Cameron has suggested that a <15% turnout nationally for the PCC elections is expected for a new position, saying that elections for a first time postion were "always going to be low" in turnout. Let's just look at how history relates to that remark...
In 1979 the first EU Parliament elections took place, with a turn out of 32% held soon after a general election with 76% turnout. This first time national election, for a body that wouldn't actually do anything internally to the UK, managed to attract almost a third of voters, and just under half of the normal voters in a general election.
In 2000 the London Mayor was elected, for the first time, and got a turnout of 34% while only a year later the general election turn out would be less than twice that at 59%.
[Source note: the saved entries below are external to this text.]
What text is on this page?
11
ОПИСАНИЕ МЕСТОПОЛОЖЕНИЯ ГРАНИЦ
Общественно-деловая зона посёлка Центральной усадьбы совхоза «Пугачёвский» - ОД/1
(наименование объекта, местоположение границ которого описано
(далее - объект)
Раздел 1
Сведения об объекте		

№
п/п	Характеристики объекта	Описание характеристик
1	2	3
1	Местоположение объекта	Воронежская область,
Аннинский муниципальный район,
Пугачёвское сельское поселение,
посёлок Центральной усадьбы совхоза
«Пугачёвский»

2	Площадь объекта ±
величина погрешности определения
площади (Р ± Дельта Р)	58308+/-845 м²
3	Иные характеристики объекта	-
And then we have another "first time position", the Bristol Mayor, who was elected at the same time as the PCCs were and yet got a 29% turnout, this two years after a general election with a turnout of 65%. Indeed PCC turnout appears to have been higher in Bristol than nationally solely because of the turnout for this other new position!
For the PCC elections to be at such a low turnout is far below being the norm for first time elections for new positions, to be around half the usual popularity for voting for such a new role (with a much greater amount of spoilt ballots) shows that this is not just a "slow start" or similar for a new role, it is a protest by the electorate, and a REJECTION by the people of the UK for a role that has no place in this country.